There was worse to come. From time to time the flying columns wheeled and poured a heavy artillery fire into their pursuers. Near Reichenbach, Bruyères was killed by a ball; then Kirchener by another, which, ricochetting from a tree, mortally wounded Duroc, the commander's faithful aid, his second self. Such a blow was stupefying indeed, for it was the loss of his closest confidant, of one who through every vicissitude had been a near, true friend, almost the only companion of a man reduced to solitude by his great elevation.
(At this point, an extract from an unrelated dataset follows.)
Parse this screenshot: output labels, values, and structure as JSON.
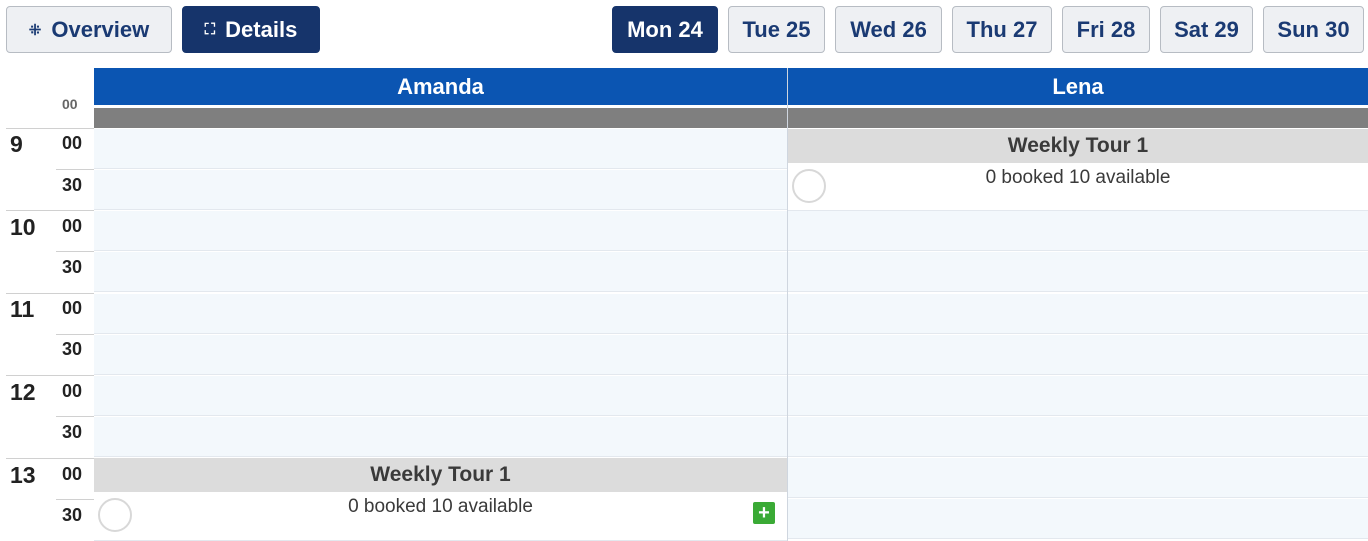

Napoleon was stricken to the heart, and, halting, gave way until nightfall to his despair. "Poor man!" said the troopers one to another, "he has lost his children." "Everything to-morrow," was the sorrowing ruler's one reply to all suggestions. From time to time he betook himself to the bedside of the dying man; at last Duroc himself could no longer endure his Emperor's prostration, and besought him to rejoin the soldiers. The friends parted in a long embrace. Thereupon the pursuit was continued, but without ardor and without success.